Les sacrements (13) : « Laissez venir à moi les petits enfants » ?
Les uns placent le baptême sous la peine de mort, et les autres établissent leur propre « royaume millénaire de paix ». Et tout cela commence par une question qui divise encore aujourd’hui les confessions.
Et, d’un seul coup, la Réforme a échappé à tout contrôle : Zurich et Strasbourg ont été, dès le début des années 1520, les premiers centres d’un mouvement de personnes déçues. Ils voulaient une Église totalement indépendante de l’État, et ils ont été furieux que les grands réformateurs ne fassent les choses qu’à moitié, selon eux.
Parce que les réformateurs radicaux n’ont trouvé aucun exemple de baptême d’enfants dans le Nouveau Testament, ils ont considéré que les actes effectués jusque-là étaient invalides, et ils ont commencé à baptiser de nouveau des adultes disposés à s’engager. Les princes et les villes protestantes ont réagi : en 1529, le Parlement de Speyer (Allemagne) a placé les actes des « anabaptistes », qui se désignaient eux-mêmes comme « baptistes », sous la peine de mort.
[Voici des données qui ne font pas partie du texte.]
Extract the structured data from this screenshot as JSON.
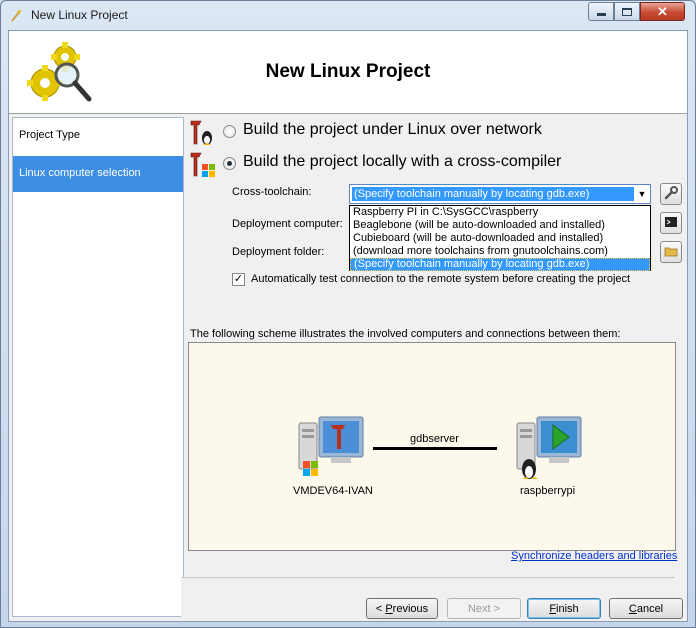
{
  "window": {
    "title": "New Linux Project"
  },
  "header": {
    "title": "New Linux Project"
  },
  "nav": {
    "items": [
      {
        "label": "Project Type",
        "selected": false
      },
      {
        "label": "Linux computer selection",
        "selected": true
      }
    ]
  },
  "options": {
    "network": {
      "label": "Build the project under Linux over network",
      "checked": false
    },
    "local": {
      "label": "Build the project locally with a cross-compiler",
      "checked": true
    }
  },
  "form": {
    "toolchain_label": "Cross-toolchain:",
    "toolchain_value": "(Specify toolchain manually by locating gdb.exe)",
    "deployment_computer_label": "Deployment computer:",
    "deployment_folder_label": "Deployment folder:",
    "auto_test_label": "Automatically test connection to the remote system before creating the project",
    "auto_test_checked": true
  },
  "toolchain_options": [
    "Raspberry PI in C:\\SysGCC\\raspberry",
    "Beaglebone (will be auto-downloaded and installed)",
    "Cubieboard (will be auto-downloaded and installed)",
    "(download more toolchains from gnutoolchains.com)",
    "(Specify toolchain manually by locating gdb.exe)"
  ],
  "toolchain_selected_index": 4,
  "scheme": {
    "caption": "The following scheme illustrates the involved computers and connections between them:",
    "local_computer": "VMDEV64-IVAN",
    "remote_computer": "raspberrypi",
    "connection_label": "gdbserver"
  },
  "sync_link": "Synchronize headers and libraries",
  "buttons": {
    "previous": {
      "prefix": "< ",
      "mnemonic": "P",
      "rest": "revious"
    },
    "next": "Next >",
    "finish": {
      "mnemonic": "F",
      "rest": "inish"
    },
    "cancel": {
      "mnemonic": "C",
      "rest": "ancel"
    }
  },
  "colors": {
    "nav_selected": "#3d8ee5",
    "selection_highlight": "#3399ff",
    "link": "#0033cc",
    "scheme_bg": "#fcf8ec"
  }
}
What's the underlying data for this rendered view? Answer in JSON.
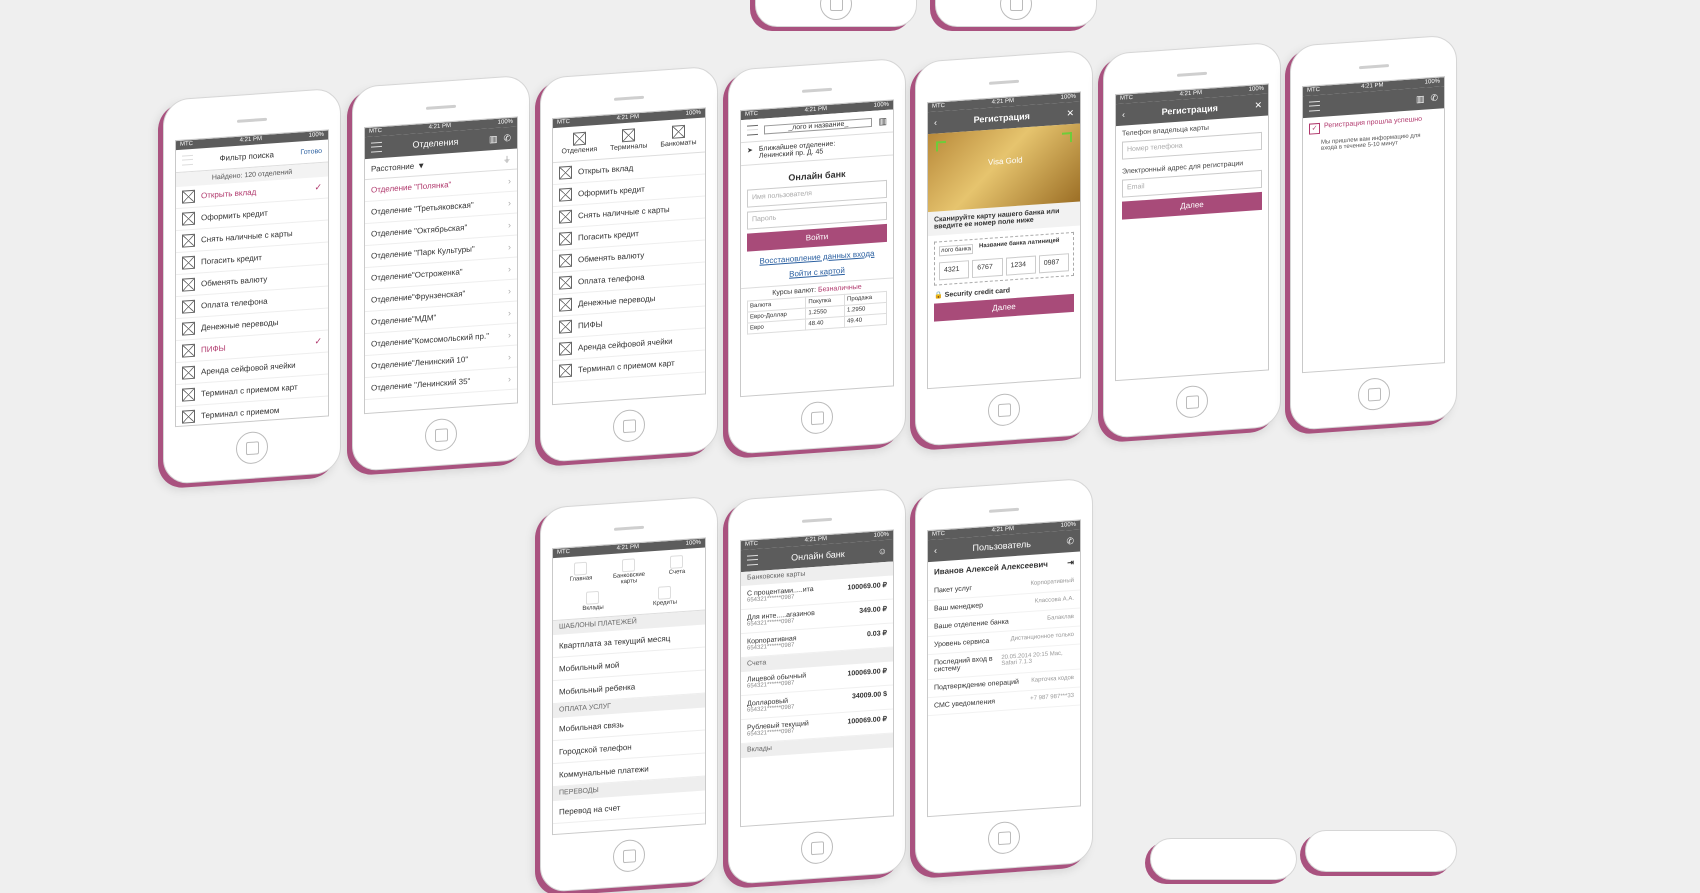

Ce qui n’a pas vraiment détendu la situation : en 1534, des extrémistes des temps de la fin parmi les rangs des baptistes ont conquis tout d’abord le conseil municipal puis la région urbaine autour de Münster, en Westphalie (Allemagne). Ils ont mis en place une dictature de la foi, dans laquelle régnait, outre les dix commandements, à la fois la communauté des biens et la polygamie. La « nouvelle Jérusalem » mise en place pour 1000 ans faisait déjà partie de l’histoire moins de deux ans plus tard.
La Bible refuse une réponse explicite
Ce qui est resté, cependant, c’est la question du baptême des enfants. La consultation du Nouveau Testament n’apporte aucune réponse substantielle à ce sujet :
- Il n’est relaté nulle part qu’un enfant a été baptisé. Cependant, cela n’est non plus exclu nulle part.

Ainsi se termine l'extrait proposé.